Trust in the state file decays. Same loop I described in the drift piece. Once a team can’t trust the state file, they stop trusting the pipeline. Once they stop trusting the pipeline, they stop using it consistently. Once they stop using it consistently, the ghosts and the drift both grow. The loop closes.

What I’m telling teams as we head into 2024

The advice is consistent with the drift piece, with one addition:

Track state file size and shape over time. A simple line graph of “how many resources are in this state file” plotted weekly is enough to catch most ghost-creation events. If the line drops unexpectedly, something deleted resources you didn’t know were being deleted. If the line grows unexpectedly, something is creating resources outside your visibility.

Run terraform refresh more often than you apply. A scheduled refresh against every workspace, with the diff posted somewhere human-readable, is the equivalent of running a git status against your infrastructure. It catches both drift and ghosts.

Treat state files as production data. Back them up. Version them. Don’t state rm without a backup. Don’t manually edit them without a backup. The state file is the only standard record of what Terraform thinks it owns; losing it or corrupting it costs more than losing the cloud resources themselves.

Make cross-workspace dependencies explicit and audited. Every data source or remote_state reference is a place where one workspace’s ghosts can affect another workspace’s plan. Inventory them. Document them. Re-evaluate them quarterly.

Add a “state-vs-cloud reconciliation” item to your IaC hygiene checklist. Quarterly is enough for most teams. The same way you do an access review or a dependency audit, do a state review.
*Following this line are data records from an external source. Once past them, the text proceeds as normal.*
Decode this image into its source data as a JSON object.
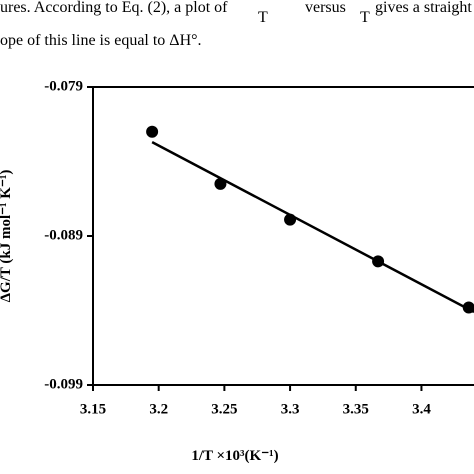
{
  "page_text": {
    "line1_start": "ures. According to Eq. (2), a plot of",
    "line1_frac1": "T",
    "line1_mid": "versus",
    "line1_frac2": "T",
    "line1_end": "gives a straight line",
    "line2": "ope of this line is equal to ΔH°."
  },
  "chart_data": {
    "type": "scatter",
    "x_label": "1/T ×10³(K⁻¹)",
    "y_label": "ΔG/T (kJ mol⁻¹ K⁻¹)",
    "xlim": [
      3.15,
      3.44
    ],
    "xticks": [
      3.15,
      3.2,
      3.25,
      3.3,
      3.35,
      3.4
    ],
    "ylim": [
      -0.099,
      -0.079
    ],
    "yticks": [
      -0.099,
      -0.089,
      -0.079
    ],
    "series": [
      {
        "type": "scatter",
        "color": "#000000",
        "x": [
          3.195,
          3.247,
          3.3,
          3.367,
          3.436
        ],
        "values": [
          -0.082,
          -0.0855,
          -0.0879,
          -0.0907,
          -0.0938
        ]
      },
      {
        "type": "line",
        "color": "#000000",
        "x": [
          3.195,
          3.44
        ],
        "values": [
          -0.0827,
          -0.0941
        ]
      }
    ]
  }
}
It will surface ghosts and drift together, which is the right framing, they’re two sides of the same observability problem.

The 2023 wrap

I’m going to land this piece on the broader thread, because it’s the year-end one and I get to.

The thing that became clear to me across the year, working through customer engagements on the multi-cloud Terraform pattern, codification projects, drift demos, and now this ghost-resource problem, is that IaC observability is the missing primitive. We have observability for applications. We have observability for infrastructure runtime, metrics, logs, traces. We don’t have observability for the IaC pipeline itself. We don’t have a clean way to say “here is what my state files contain, here is what my cloud actually has, here is the delta, here is the trend over time, here are the anomalies.”

The vendors that crack that primitive (that turn IaC from a set of files into an observable system) are the ones that win the next era of the category. The category has been stuck for a while in the “write the HCL, run the plan, run the apply, hope” loop. The next move is making the whole loop visible.

A few of the BSL / OpenTofu implications run into this directly: a healthier, more pluggable IaC core lowers the cost of building observability on top of it. The fork might end up mattering more for what it enables in adjacent tooling than for the engine itself.

That’s the thread to watch in 2024. I’ll write more on it as the patterns shake out. For now, happy holidays, go check your state files.